Cette année encore, le pagne de commémoration a changé, mais les conditions des femmes, elles sont restées les mêmes, dures et parfois inhumaines. En plus d’être toujours la première levée et la dernière couchée, la femme est aussi le réceptacle de bien de maux qui pourrissent la vie à l’être humain, allant de la pauvreté à la maladie, en passant par la discrimination et les violences de toutes sortes, dont celles sexuelles. Par hasard, tous ces concepts sont du genre féminin, comme si la femme n’est faite que pour souffrir. Même le Covid-19 est passé à la Covid-19! Une maladie qui a mis le monde entier au pas, changeant les habitudes du tout au tout, et contraignant des femmes travailleuses, à l’instar de leurs collègues hommes, au télétravail. Une nouvelle habitude de travail, non plus en présentiel dans les bureaux, mais derrière les écrans d’ordinateur et les écouteurs, depuis la maison. Et avec tous les inconvénients possibles.

Les enfants qui veulent profiter de la présence de leur maman qui ne sort plus de la maison dès 7h, parfois 6h, pour aller au boulot et n’en revenir que le soir. Les bébés qui ne veulent plus des berceuses de la «nounou», préférant le cocon douillet des bras maternels. Les conjoints qui ont retrouvé le goût savoureux des plats chauds cuisinés avec amour par la douce moitié. Et tous ces proches de la famille, tous ces voisins et voisines qui viennent entamer causette et n’en finissent plus de bavarder, parce que leur interlocutrice est ne sort pas de la maison pour se rendre au travail. Ce sont autant de facteurs qui incitent, par forcément au farniente, mais consolident les liens familiaux et renforcent ceux amicaux et de voisinage. Mais, comment expliquer aux proches et visiteurs qu’en ces temps de Covid-19, rester à la maison est loin d’être synonyme de repos. C’est, parfois, même plus contraignant car, c’est presque devenu difficile, voire impossible de faire la part des heures de travail et celles de pause, en temps de télétravail. A tout moment, il faut avoir les yeux rivés sur l’écran, car, en dehors des «conf call» journalières, les messages défilent régulièrement et il faut trouver réponse aux ordres du patron ou solutions aux préoccupations d’un collègue en détresse.

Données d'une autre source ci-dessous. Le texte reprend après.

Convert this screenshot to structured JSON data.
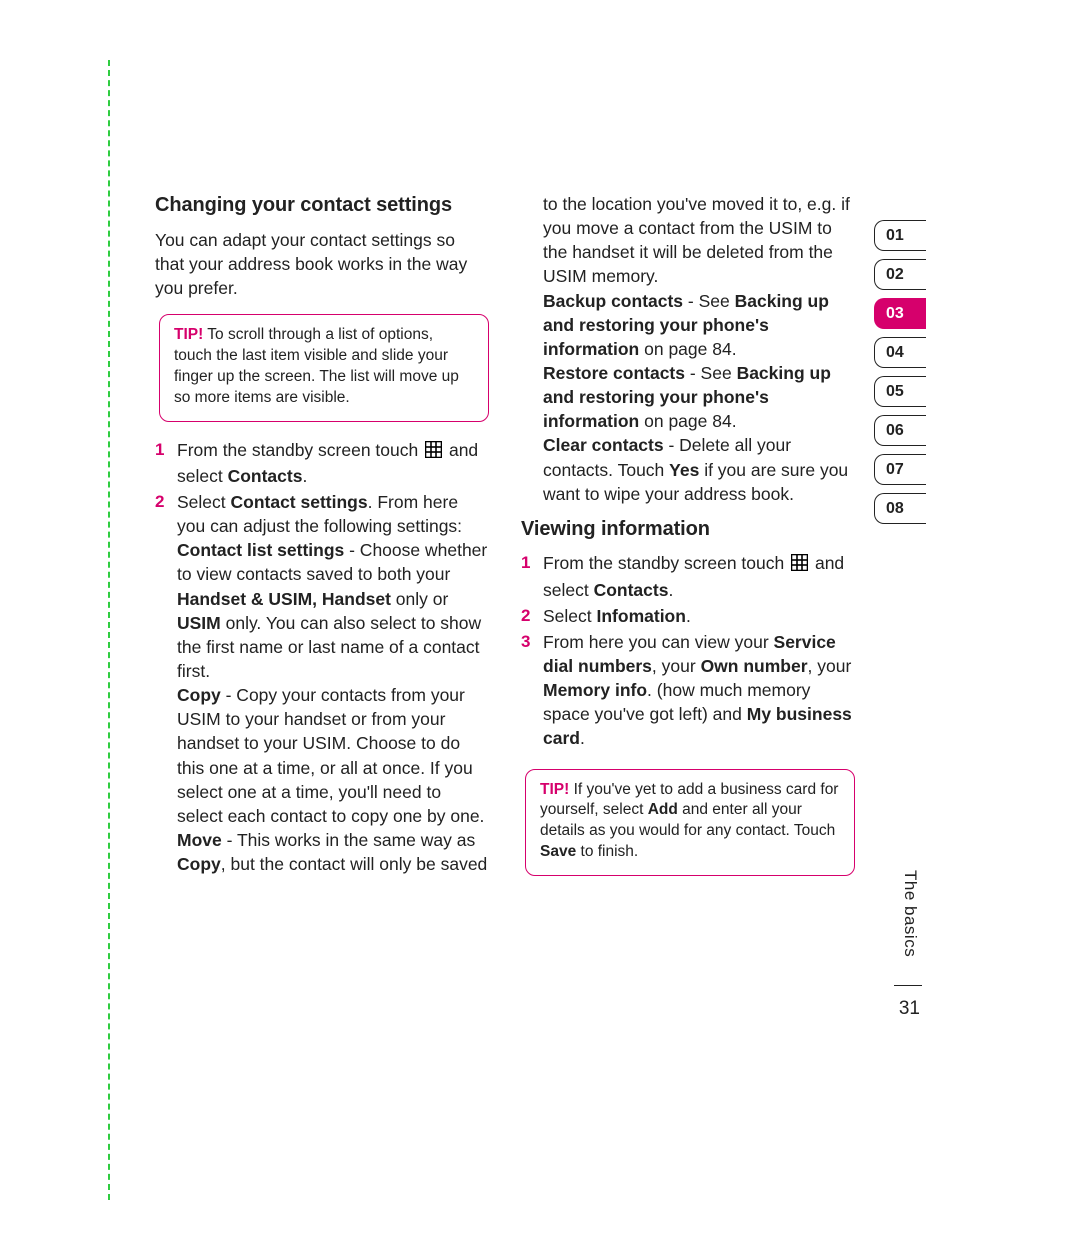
{
  "section1": {
    "heading": "Changing your contact settings",
    "intro": "You can adapt your contact settings so that your address book works in the way you prefer."
  },
  "tip1": {
    "label": "TIP!",
    "text": " To scroll through a list of options, touch the last item visible and slide your finger up the screen. The list will move up so more items are visible."
  },
  "s1_step1_a": "From the standby screen touch ",
  "s1_step1_b": " and select ",
  "s1_step1_contacts": "Contacts",
  "s1_step1_c": ".",
  "s1_step2_a": "Select ",
  "s1_step2_cs": "Contact settings",
  "s1_step2_b": ". From here you can adjust the following settings:",
  "cls_label": "Contact list settings",
  "cls_a": " - Choose whether to view contacts saved to both your ",
  "cls_opt": "Handset & USIM, Handset",
  "cls_b": " only or ",
  "cls_usim": "USIM",
  "cls_c": " only. You can also select to show the first name or last name of a contact first.",
  "copy_label": "Copy",
  "copy_text": " - Copy your contacts from your USIM to your handset or from your handset to your USIM. Choose to do this one at a time, or all at once. If you select one at a time, you'll need to select each contact to copy one by one.",
  "move_label": "Move",
  "move_a": " - This works in the same way as ",
  "move_copy": "Copy",
  "move_b": ", but the contact will only be saved to the location you've moved it to, e.g. if you move a contact from the USIM to the handset it will be deleted from the USIM memory.",
  "backup_label": "Backup contacts",
  "backup_a": " - See ",
  "backup_ref": "Backing up and restoring your phone's information",
  "backup_b": " on page 84.",
  "restore_label": "Restore contacts",
  "restore_a": " - See ",
  "restore_ref": "Backing up and restoring your phone's information",
  "restore_b": " on page 84.",
  "clear_label": "Clear contacts",
  "clear_a": " - Delete all your contacts. Touch ",
  "clear_yes": "Yes",
  "clear_b": " if you are sure you want to wipe your address book.",
  "section2": {
    "heading": "Viewing information"
  },
  "s2_step1_a": "From the standby screen touch ",
  "s2_step1_b": " and select ",
  "s2_step1_contacts": "Contacts",
  "s2_step1_c": ".",
  "s2_step2_a": "Select ",
  "s2_step2_info": "Infomation",
  "s2_step2_b": ".",
  "s2_step3_a": "From here you can view your ",
  "s2_step3_sdn": "Service dial numbers",
  "s2_step3_b": ", your ",
  "s2_step3_own": "Own number",
  "s2_step3_c": ", your ",
  "s2_step3_mem": "Memory info",
  "s2_step3_d": ". (how much memory space you've got left) and ",
  "s2_step3_card": "My business card",
  "s2_step3_e": ".",
  "tip2": {
    "label": "TIP!",
    "a": " If you've yet to add a business card for yourself, select ",
    "add": "Add",
    "b": " and enter all your details as you would for any contact. Touch ",
    "save": "Save",
    "c": " to finish."
  },
  "tabs": [
    "01",
    "02",
    "03",
    "04",
    "05",
    "06",
    "07",
    "08"
  ],
  "active_tab": "03",
  "side_label": "The basics",
  "page_number": "31",
  "nums": {
    "n1": "1",
    "n2": "2",
    "n3": "3"
  }
}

En tout cas, si le télétravail leur donne l’opportunité de se rapprocher davantage des leurs, d’éviter les éternels bouchons de la circulation, notamment aux heures de pointe, et même d’économiser, en temps et en carburant, il ne leur ôte pas moins cette convivialité doublée de chaleur humaine, et cette interaction physique entre collègues au bureau, qui donnent de la qualité à l’environnement de travail. En tout cas, Clémence, Malado et Djamina, tout comme d’autres collègues de Nestlé Savannah, ont reconnu que «ce n’est pas facile de travailler à la maison». Surtout quand il faut composer avec les caprices de la connexion internet, «qui peuvent te faire perdre toute une journée de travail».

Comment donc concilier travail et vie privée? C’est l’exercice auquel se sont livrés, grâce, justement, à la magie de l’internet, une centaine d’employés et cadres de Nestlé. A travers cette initiative originale, pour marquer une journée internationale des droits de la femme, la parole a été libérée, le vendredi 5 mars, et qu’ils ou elles soient du Burkina Faso, du Mali, du Niger, du Bénin ou du Togo, les hommes et femmes de Nestlé, ont loué les actions de leurs managers pour le respect des engagements pris par la multinationale dans le cadre de réduire les disparités liées au genre. Mais ils ont aussi souhaité mieux, afin que les créneaux aménagés au repos ne servent plus à des réunions. Il importe de trouver l’équilibre entre les heures de travail et les temps de pause, des pauses qui permettent aux femmes de s’occuper d’elles-mêmes et de leurs familles.

La journée internationale des droits de la femme, doit donc, être vécue dans la réflexion sur l’épanouissement de la femme, afin de répondre aux objectifs de sa commémoration. Qu’elle soit, tous les jours, confrontée à la dureté des travaux champêtres, aux travaux domestiques quotidiens ou à la lumière aveuglante des écrans d’ordinateur, la femme, doit retrouver la place qui est la sienne dans une société foncièrement phallocrate. Comme le dit le poète Louis Aragon et le chante Jean Ferrat, «La Femme est l’avenir de l’homme».